A recent getaway to Rolla offered the opportunity to have some great barbecue, sample a couple of terrific brews, and to enjoy dessert at one of the most-famous bakeries in Missouri.
Let’s start with the barbecue at Randy’s Roadkill Barbecue and Grill. I dined at Randy’s a couple of years ago on a press trip and had since been anxious to return. The meal didn’t disappoint.
My wife and I were joined by another couple, and we shared an order of the Roadkill loaded chips, which include pulled beef, baked beans, and cheese. A large order would make a filling meal for one person. To me, that’s the hallmark of a great appetizer.
As it was, I think each of us was getting full before our meals arrived. Somehow, we found the will to press on.
My pulled-pork sandwich offered a generous portion that was cooked to perfection. Our waitress told us that Randy, the owner, has been tinkering with a couple of new barbecue-sauce creations.
His new chipotle barbecue sauce is really good; there’s a delayed heat thing going on and the spice doesn’t hit you right away. But when it does hit, you’ll know it – in a good way, one that’s not overpowering.
The next day, though still pretty full from the meal at Randy’s, I stopped for a sandwich and a beer (okay, two) at Public House Brewing Company. This microbrewery has several house-made beers on tap year-round, plus seasonal offerings. I tried Tire Swing Dry-Hopped IPA and Rod’s Cream Ale, and washed them down with a turkey sandwich.
Admittedly, the Tire Swing is a bit more “hoppy” than a beer I generally would order (that’s code for, I’m not manly enough to drink this one). Still, it offered a refreshing flavor and served as a great complement to the turkey sandwich (which was excellent – the pesto topping and ciabatta bread rocked!).

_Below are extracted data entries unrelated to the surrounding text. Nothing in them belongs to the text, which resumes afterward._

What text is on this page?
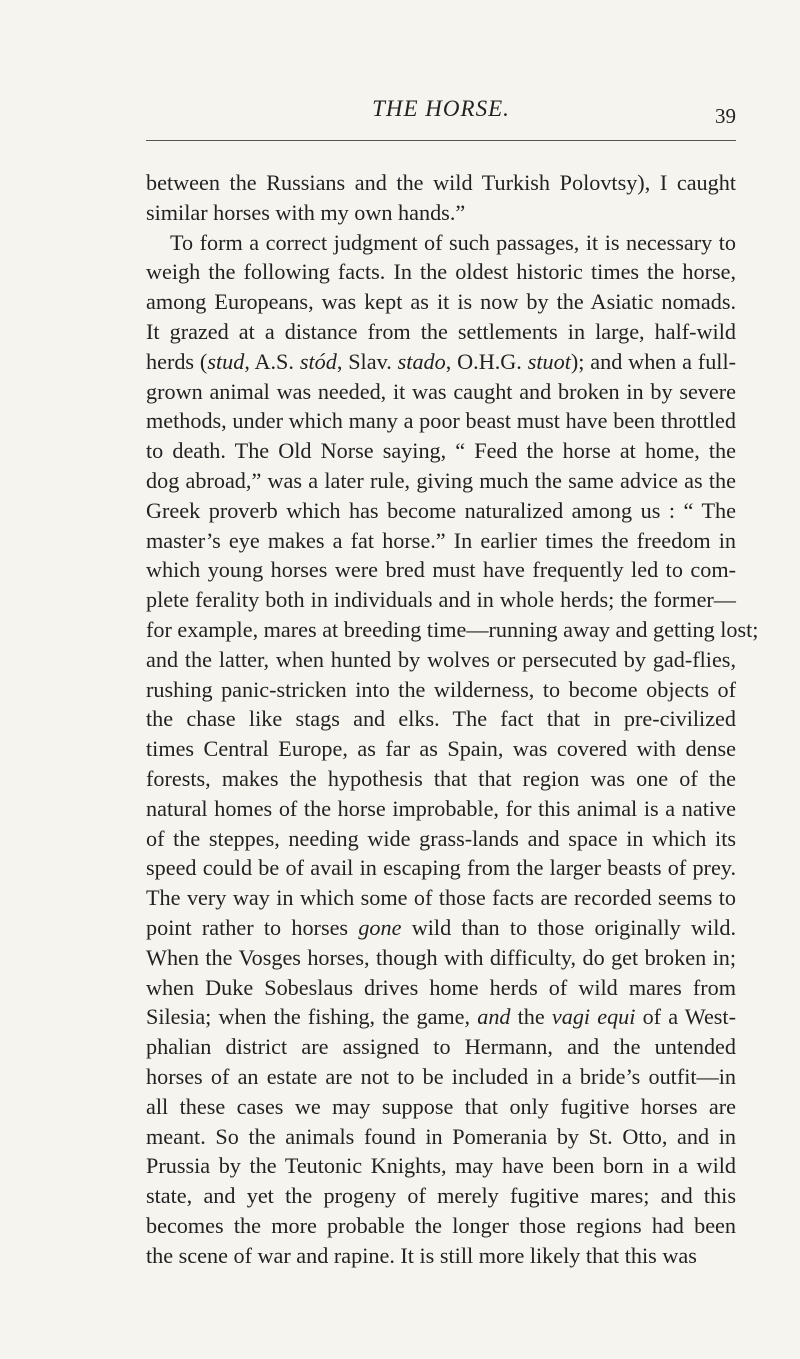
THE HORSE.	39
between the Russians and the wild Turkish Polovtsy), I caught
similar horses with my own hands.”
To form a correct judgment of such passages, it is necessary to
weigh the following facts. In the oldest historic times the horse,
among Europeans, was kept as it is now by the Asiatic nomads.
It grazed at a distance from the settlements in large, half-wild
herds (stud, A.S. stód, Slav. stado, O.H.G. stuot); and when a full-
grown animal was needed, it was caught and broken in by severe
methods, under which many a poor beast must have been throttled
to death. The Old Norse saying, “ Feed the horse at home, the
dog abroad,” was a later rule, giving much the same advice as the
Greek proverb which has become naturalized among us : “ The
master’s eye makes a fat horse.” In earlier times the freedom in
which young horses were bred must have frequently led to com-
plete ferality both in individuals and in whole herds; the former—
for example, mares at breeding time—running away and getting lost;
and the latter, when hunted by wolves or persecuted by gad-flies,
rushing panic-stricken into the wilderness, to become objects of
the chase like stags and elks. The fact that in pre-civilized
times Central Europe, as far as Spain, was covered with dense
forests, makes the hypothesis that that region was one of the
natural homes of the horse improbable, for this animal is a native
of the steppes, needing wide grass-lands and space in which its
speed could be of avail in escaping from the larger beasts of prey.
The very way in which some of those facts are recorded seems to
point rather to horses gone wild than to those originally wild.
When the Vosges horses, though with difficulty, do get broken in;
when Duke Sobeslaus drives home herds of wild mares from
Silesia; when the fishing, the game, and the vagi equi of a West-
phalian district are assigned to Hermann, and the untended
horses of an estate are not to be included in a bride’s outfit—in
all these cases we may suppose that only fugitive horses are
meant. So the animals found in Pomerania by St. Otto, and in
Prussia by the Teutonic Knights, may have been born in a wild
state, and yet the progeny of merely fugitive mares; and this
becomes the more probable the longer those regions had been
the scene of war and rapine. It is still more likely that this was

The Cream Ale is billed as an ale version of American lager. It’s much lighter than the Tire Swing and is smooth to drink. It reminded me of some of this country’s famous light-beer brands, with one important distinction: it tastes much better.
As a bonus, a chili cook-off was happening outside Public House, which doesn’t mind if you bring in “outside” food (so long as it’s not something you can find on their menu). I downed a bowl of chicken chili, which worked very well with the Cream Ale.
My last stop on this food-centric expedition was A Slice of Pie, one of Rolla’s most well-known eateries. A Slice of Pie, as the name might suggest, is known for its wonderful assortment of pies. My wife wanted a slice of pecan pie; she was working at a craft show with friends who ordered a slice of cherry pie and a slice of apple walnut cake.
I went for a massive brownie with ice cream and chocolate syrup. All of these treats disappeared pretty quickly, not because the portions were small – quite the opposite, actually – but because they’re too good to resist. I took my parents a Dutch apple pie with crumbly topping (payment for watching the kiddos).
By all accounts, it was delightful, too.